I cant believe that this is finally happening. I havent been this happy in fucking years. THANK YOU!!
Tess xxxx
Ps Its funny I saw my mum yestrdy and she was being a cow as usual and I thought, why am I going to all this trouble to stop you being hurt? Why dont I just top myself like a normal person instead of doing this elaborate sceme? But I just couldnt. I guess I dont hate her that much.
The next document was her CV. It gave her full name and address and date of birth, and an extremely varied list of jobs with no discernible connections, from managing a band called Grievous Mary to her current occupation, working part-time as an invigilator in an art gallery in South London (I Googled the job and it seemed to involve little more than sitting on a chair). She had not had what you’d call a steady career path, to put it mildly.
Lastly, I opened the ‘autobiography’ that she had written for a psychiatrist. I will run this one through the spell check first; it’s quite long and Tess’s ‘unique’ writing style can be wearing.

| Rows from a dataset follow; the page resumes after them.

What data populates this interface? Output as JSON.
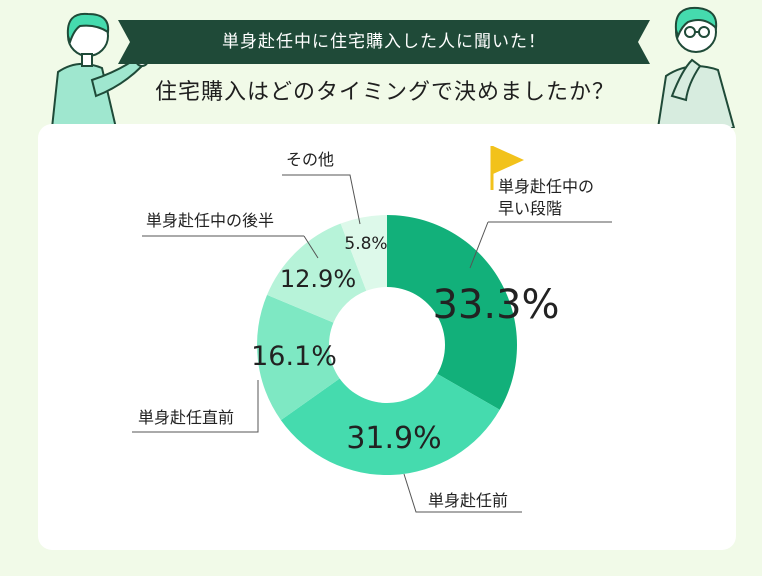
{
  "header": {
    "banner": "単身赴任中に住宅購入した人に聞いた！",
    "question": "住宅購入はどのタイミングで決めましたか？"
  },
  "colors": {
    "background": "#f1fae8",
    "banner": "#1f4a38",
    "card": "#ffffff",
    "flag": "#f2c21b"
  },
  "chart_data": {
    "type": "pie",
    "donut": true,
    "slices": [
      {
        "label": "単身赴任中の早い段階",
        "value": 33.3,
        "display": "33.3%",
        "color": "#12b07a"
      },
      {
        "label": "単身赴任前",
        "value": 31.9,
        "display": "31.9%",
        "color": "#45dbae"
      },
      {
        "label": "単身赴任直前",
        "value": 16.1,
        "display": "16.1%",
        "color": "#7ee8c3"
      },
      {
        "label": "単身赴任中の後半",
        "value": 12.9,
        "display": "12.9%",
        "color": "#b7f3d9"
      },
      {
        "label": "その他",
        "value": 5.8,
        "display": "5.8%",
        "color": "#ddf9ea"
      }
    ]
  }
}
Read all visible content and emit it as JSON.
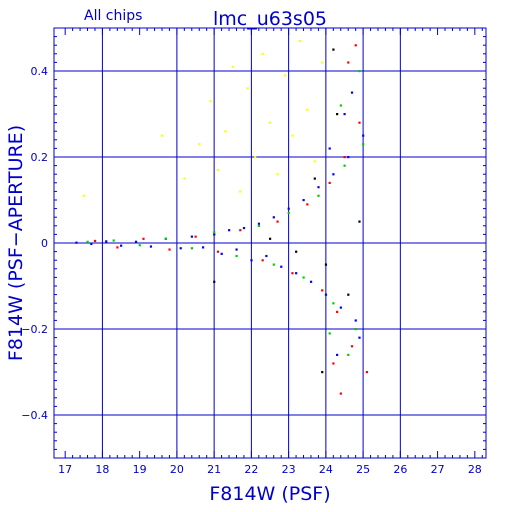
{
  "header": {
    "left_label": "All chips",
    "title": "lmc_u63s05"
  },
  "colors": {
    "axis": "#0000cc",
    "grid": "#0000cc",
    "background": "#ffffff"
  },
  "chart_data": {
    "type": "scatter",
    "title": "lmc_u63s05",
    "subtitle": "All chips",
    "xlabel": "F814W (PSF)",
    "ylabel": "F814W (PSF−APERTURE)",
    "xlim": [
      16.7,
      28.3
    ],
    "ylim": [
      -0.5,
      0.5
    ],
    "xticks": [
      "17",
      "18",
      "19",
      "20",
      "21",
      "22",
      "23",
      "24",
      "25",
      "26",
      "27",
      "28"
    ],
    "yticks": [
      "−0.4",
      "−0.2",
      "0",
      "0.2",
      "0.4"
    ],
    "ytick_values": [
      -0.4,
      -0.2,
      0,
      0.2,
      0.4
    ],
    "grid_x_values": [
      18,
      20,
      21,
      22,
      23,
      24,
      25,
      26
    ],
    "grid_y_values": [
      -0.4,
      -0.2,
      0,
      0.2,
      0.4
    ],
    "grid": true,
    "series": [
      {
        "color": "#0000ff",
        "values": [
          [
            17.3,
            0.001
          ],
          [
            17.7,
            -0.002
          ],
          [
            18.1,
            0.004
          ],
          [
            18.5,
            -0.006
          ],
          [
            18.9,
            0.003
          ],
          [
            19.3,
            -0.008
          ],
          [
            19.7,
            0.01
          ],
          [
            20.1,
            -0.012
          ],
          [
            20.4,
            0.015
          ],
          [
            20.7,
            -0.01
          ],
          [
            21.0,
            0.02
          ],
          [
            21.2,
            -0.025
          ],
          [
            21.4,
            0.03
          ],
          [
            21.6,
            -0.015
          ],
          [
            21.8,
            0.035
          ],
          [
            22.0,
            -0.04
          ],
          [
            22.2,
            0.045
          ],
          [
            22.4,
            -0.03
          ],
          [
            22.6,
            0.06
          ],
          [
            22.8,
            -0.055
          ],
          [
            23.0,
            0.08
          ],
          [
            23.2,
            -0.07
          ],
          [
            23.4,
            0.1
          ],
          [
            23.6,
            -0.09
          ],
          [
            23.8,
            0.13
          ],
          [
            24.0,
            -0.12
          ],
          [
            24.2,
            0.16
          ],
          [
            24.4,
            -0.15
          ],
          [
            24.6,
            0.2
          ],
          [
            24.8,
            -0.18
          ],
          [
            25.0,
            0.25
          ],
          [
            24.9,
            -0.22
          ],
          [
            24.5,
            0.3
          ],
          [
            24.3,
            -0.26
          ],
          [
            24.7,
            0.35
          ],
          [
            24.1,
            0.22
          ]
        ]
      },
      {
        "color": "#ff0000",
        "values": [
          [
            17.8,
            0.005
          ],
          [
            18.4,
            -0.01
          ],
          [
            19.1,
            0.01
          ],
          [
            19.8,
            -0.015
          ],
          [
            20.5,
            0.015
          ],
          [
            21.1,
            -0.02
          ],
          [
            21.7,
            0.03
          ],
          [
            22.3,
            -0.04
          ],
          [
            22.7,
            0.05
          ],
          [
            23.1,
            -0.07
          ],
          [
            23.5,
            0.09
          ],
          [
            23.9,
            -0.11
          ],
          [
            24.1,
            0.14
          ],
          [
            24.3,
            -0.16
          ],
          [
            24.5,
            0.2
          ],
          [
            24.7,
            -0.24
          ],
          [
            24.9,
            0.28
          ],
          [
            25.1,
            -0.3
          ],
          [
            24.6,
            0.42
          ],
          [
            24.4,
            -0.35
          ],
          [
            24.8,
            0.46
          ],
          [
            24.2,
            -0.28
          ]
        ]
      },
      {
        "color": "#00cc00",
        "values": [
          [
            17.6,
            0.003
          ],
          [
            18.3,
            0.006
          ],
          [
            19.0,
            -0.005
          ],
          [
            19.7,
            0.01
          ],
          [
            20.4,
            -0.012
          ],
          [
            21.0,
            0.025
          ],
          [
            21.6,
            -0.03
          ],
          [
            22.2,
            0.04
          ],
          [
            22.6,
            -0.05
          ],
          [
            23.0,
            0.07
          ],
          [
            23.4,
            -0.08
          ],
          [
            23.8,
            0.11
          ],
          [
            24.2,
            -0.14
          ],
          [
            24.5,
            0.18
          ],
          [
            24.8,
            -0.2
          ],
          [
            25.0,
            0.23
          ],
          [
            24.6,
            -0.26
          ],
          [
            24.4,
            0.32
          ],
          [
            24.9,
            0.4
          ],
          [
            24.1,
            -0.21
          ]
        ]
      },
      {
        "color": "#ffff00",
        "values": [
          [
            20.2,
            0.15
          ],
          [
            20.6,
            0.23
          ],
          [
            20.9,
            0.33
          ],
          [
            21.1,
            0.17
          ],
          [
            21.3,
            0.26
          ],
          [
            21.5,
            0.41
          ],
          [
            21.7,
            0.12
          ],
          [
            21.9,
            0.36
          ],
          [
            22.1,
            0.2
          ],
          [
            22.3,
            0.44
          ],
          [
            22.5,
            0.28
          ],
          [
            22.7,
            0.16
          ],
          [
            22.9,
            0.39
          ],
          [
            23.1,
            0.25
          ],
          [
            23.3,
            0.47
          ],
          [
            23.5,
            0.31
          ],
          [
            23.7,
            0.19
          ],
          [
            23.9,
            0.42
          ],
          [
            17.5,
            0.11
          ],
          [
            19.6,
            0.25
          ]
        ]
      },
      {
        "color": "#000000",
        "values": [
          [
            21.0,
            -0.09
          ],
          [
            22.5,
            0.01
          ],
          [
            23.2,
            -0.02
          ],
          [
            23.7,
            0.15
          ],
          [
            24.0,
            -0.05
          ],
          [
            24.3,
            0.3
          ],
          [
            24.6,
            -0.12
          ],
          [
            24.9,
            0.05
          ],
          [
            24.2,
            0.45
          ],
          [
            23.9,
            -0.3
          ]
        ]
      }
    ]
  }
}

OK, so – childhood. Nothing to see there. It was OK. I was a happy kid, nice big country pile, all right parents. I remember mum being a bit uptight, not wanting us to hug her if she was dressed up or to touch her antiques in case we mucked them up, but she did what was required of her. She wasn’t toxic then. I know this goes against everything you lot believe, but I don’t think early childhood counts for so much. Adolescence, that’s the formative time – when you realize your parents don’t control the world and you start to see things as they really are, and they start to see you as you really are, not an extension of them. Or maybe I just had a defective gene that was dormant until I was a teenager. I don’t know. Anyway, all I can say is that I felt I was a pretty normal, happy child. If anything, it was my brother Nicholas who was the troublesome one. He was three years older, and he used to bully this boy Sean, who lived on our street, making him eat woodlice, that sort of thing. Getting into fights, stealing money from mum’s purse to go on the slot machines in the Three Tuns. And look at him now, a master of the universe with his neat little wife and game shoots.